Federal funds to expand AAPI community health worker program


A Santa Clara program designed to mitigate healthcare obstacles for Asian American and Pacific Islander communities is now backed with $1 million in federal funding, announced county supervisors on Dec. 16.

The Asian/Pacific Islander Community Health Worker pilot program will work with local nonprofits and hire health workers to care for seven specific Asian communities in the county.

The funds were secured thanks to the leadership of Rep. Ro Khanna, D-Calif., who included the county’s funding request in a federal spending bill approved in July 2021.

“API communities across America have been hit hard by the COVID-19 pandemic, and it’s essential that we deliver care to those who need it most,” said Khanna. “I’m proud to have played a part in securing this funding, which will support culturally appropriate medical care for Santa Clara County’s API communities.”

The program builds off of Simitian’s 2017 health assessment and implementation plan for the API community, which determined that there needed to be more linkages between clinical, behavioral health and community services for seven subgroups.

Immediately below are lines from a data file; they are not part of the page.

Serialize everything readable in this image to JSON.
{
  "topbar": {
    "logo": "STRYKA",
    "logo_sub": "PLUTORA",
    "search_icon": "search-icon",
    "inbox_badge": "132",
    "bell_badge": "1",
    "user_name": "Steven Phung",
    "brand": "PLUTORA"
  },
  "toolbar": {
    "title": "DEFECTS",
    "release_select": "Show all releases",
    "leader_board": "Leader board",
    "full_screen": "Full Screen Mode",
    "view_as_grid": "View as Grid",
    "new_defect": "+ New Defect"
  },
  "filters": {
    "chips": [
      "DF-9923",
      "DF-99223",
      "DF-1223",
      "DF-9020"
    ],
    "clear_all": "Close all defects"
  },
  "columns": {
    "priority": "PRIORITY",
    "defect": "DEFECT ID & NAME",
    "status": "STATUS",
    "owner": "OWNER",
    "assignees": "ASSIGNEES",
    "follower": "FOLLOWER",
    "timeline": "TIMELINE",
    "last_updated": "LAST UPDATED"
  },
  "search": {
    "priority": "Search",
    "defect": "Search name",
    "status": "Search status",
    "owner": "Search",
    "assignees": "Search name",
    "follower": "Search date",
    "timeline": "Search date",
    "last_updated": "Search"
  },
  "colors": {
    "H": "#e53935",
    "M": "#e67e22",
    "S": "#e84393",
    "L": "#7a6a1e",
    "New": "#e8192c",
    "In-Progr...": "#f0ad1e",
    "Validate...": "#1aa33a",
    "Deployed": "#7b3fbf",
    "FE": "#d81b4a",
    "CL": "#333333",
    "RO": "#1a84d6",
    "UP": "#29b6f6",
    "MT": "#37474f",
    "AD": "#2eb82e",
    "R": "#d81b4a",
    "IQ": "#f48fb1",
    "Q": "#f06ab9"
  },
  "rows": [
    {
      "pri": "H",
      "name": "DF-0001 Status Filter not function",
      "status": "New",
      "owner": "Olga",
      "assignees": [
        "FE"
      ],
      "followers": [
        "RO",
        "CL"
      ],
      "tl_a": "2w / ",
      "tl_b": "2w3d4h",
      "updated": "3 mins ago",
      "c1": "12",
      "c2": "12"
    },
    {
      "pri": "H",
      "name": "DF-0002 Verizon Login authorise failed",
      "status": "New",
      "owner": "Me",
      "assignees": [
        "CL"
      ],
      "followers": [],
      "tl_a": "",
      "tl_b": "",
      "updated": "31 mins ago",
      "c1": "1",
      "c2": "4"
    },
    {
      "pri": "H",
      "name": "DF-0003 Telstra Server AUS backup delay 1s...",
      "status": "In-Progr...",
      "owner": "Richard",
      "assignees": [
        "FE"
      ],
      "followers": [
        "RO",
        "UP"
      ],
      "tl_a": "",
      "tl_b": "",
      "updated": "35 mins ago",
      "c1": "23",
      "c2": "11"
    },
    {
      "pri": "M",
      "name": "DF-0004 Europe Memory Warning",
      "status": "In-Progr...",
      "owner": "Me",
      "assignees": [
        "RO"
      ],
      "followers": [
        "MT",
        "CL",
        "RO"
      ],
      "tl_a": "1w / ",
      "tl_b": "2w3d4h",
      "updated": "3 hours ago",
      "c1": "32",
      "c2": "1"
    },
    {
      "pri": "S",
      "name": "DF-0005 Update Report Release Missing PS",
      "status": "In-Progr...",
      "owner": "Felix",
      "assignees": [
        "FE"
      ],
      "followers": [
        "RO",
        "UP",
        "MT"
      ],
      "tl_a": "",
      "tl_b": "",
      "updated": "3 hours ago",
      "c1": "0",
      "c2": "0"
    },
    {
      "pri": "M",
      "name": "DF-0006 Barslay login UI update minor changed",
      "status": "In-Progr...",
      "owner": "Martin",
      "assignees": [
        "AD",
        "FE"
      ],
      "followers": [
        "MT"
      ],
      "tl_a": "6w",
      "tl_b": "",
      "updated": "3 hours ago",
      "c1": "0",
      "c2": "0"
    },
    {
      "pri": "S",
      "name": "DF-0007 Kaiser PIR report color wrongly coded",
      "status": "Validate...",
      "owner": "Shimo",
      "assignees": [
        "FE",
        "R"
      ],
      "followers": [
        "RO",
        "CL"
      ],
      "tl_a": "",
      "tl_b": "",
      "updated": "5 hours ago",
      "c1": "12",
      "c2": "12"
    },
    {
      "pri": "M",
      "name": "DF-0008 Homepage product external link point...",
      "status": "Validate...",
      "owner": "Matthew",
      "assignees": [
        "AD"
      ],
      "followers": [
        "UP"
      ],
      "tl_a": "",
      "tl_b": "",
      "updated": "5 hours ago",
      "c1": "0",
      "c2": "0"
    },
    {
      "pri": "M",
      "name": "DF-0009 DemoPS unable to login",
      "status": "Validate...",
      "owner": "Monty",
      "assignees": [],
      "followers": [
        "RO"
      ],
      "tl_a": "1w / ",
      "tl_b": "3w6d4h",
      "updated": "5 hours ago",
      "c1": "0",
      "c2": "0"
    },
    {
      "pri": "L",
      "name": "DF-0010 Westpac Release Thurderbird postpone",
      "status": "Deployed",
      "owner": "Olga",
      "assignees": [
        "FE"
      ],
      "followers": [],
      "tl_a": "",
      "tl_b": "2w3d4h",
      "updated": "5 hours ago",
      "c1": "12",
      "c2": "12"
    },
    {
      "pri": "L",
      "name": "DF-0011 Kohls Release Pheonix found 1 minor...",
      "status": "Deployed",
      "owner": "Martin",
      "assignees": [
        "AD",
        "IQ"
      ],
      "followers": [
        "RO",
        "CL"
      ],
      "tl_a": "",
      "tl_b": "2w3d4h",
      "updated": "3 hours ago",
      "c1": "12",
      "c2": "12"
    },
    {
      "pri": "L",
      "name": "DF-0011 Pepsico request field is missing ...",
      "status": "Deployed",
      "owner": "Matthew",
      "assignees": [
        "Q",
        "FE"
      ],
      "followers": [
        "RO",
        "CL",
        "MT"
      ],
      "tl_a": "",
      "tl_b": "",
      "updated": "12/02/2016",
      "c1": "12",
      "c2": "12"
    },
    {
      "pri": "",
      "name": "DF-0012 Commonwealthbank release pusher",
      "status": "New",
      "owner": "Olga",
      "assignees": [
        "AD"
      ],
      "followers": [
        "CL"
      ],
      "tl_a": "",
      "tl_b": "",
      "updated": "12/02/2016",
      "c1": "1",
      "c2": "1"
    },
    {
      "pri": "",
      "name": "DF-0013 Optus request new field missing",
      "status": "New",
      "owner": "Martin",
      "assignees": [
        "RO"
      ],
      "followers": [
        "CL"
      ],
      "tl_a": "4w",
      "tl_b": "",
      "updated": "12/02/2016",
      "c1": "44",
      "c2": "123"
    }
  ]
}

“We are grateful for Congressman Khanna’s support of our County’s efforts to improve the health, wellness, and resilience of Santa Clara County’s diverse communities,” said County Supervisor Joe Simitian in a statement. “I know we can do more with federal help.”

In 2020, county supervisors launched a three-year pilot to provide information on COVID-19, domestic violence and chronic disease in a culturally competent lens to the county’s AAPI community.

“My goal has always been to make sure that our Asian American and Pacific Islander residents can quickly access the healthcare they need in a way that’s culturally appropriate, and in an environment where they feel safe and comfortable,” said Simitian. “That’s how we address the long-standing healthcare disparities facing these communities — and improve health outcomes for the entire community.”

Currently the program has 13 health workers helping community members with healthcare insurance, blood pressure management, mental health and food security, among other services.

Organized by Asian Americans for Community Involvement, the program works with a diverse array of AAPI-serving organizations to serve hundreds of residents. They’ve worked alongside other organizations to host vaccination events, pop-up clinics and bystander intervention training for hate crimes.

“Ultimately, it’s not just about what can be done now, but doing what we can now to ensure this effort is built to last and offers long-term health solutions,” said Rhonda McClinton-Brown, deputy director of Santa Clara County’s Public Health Department.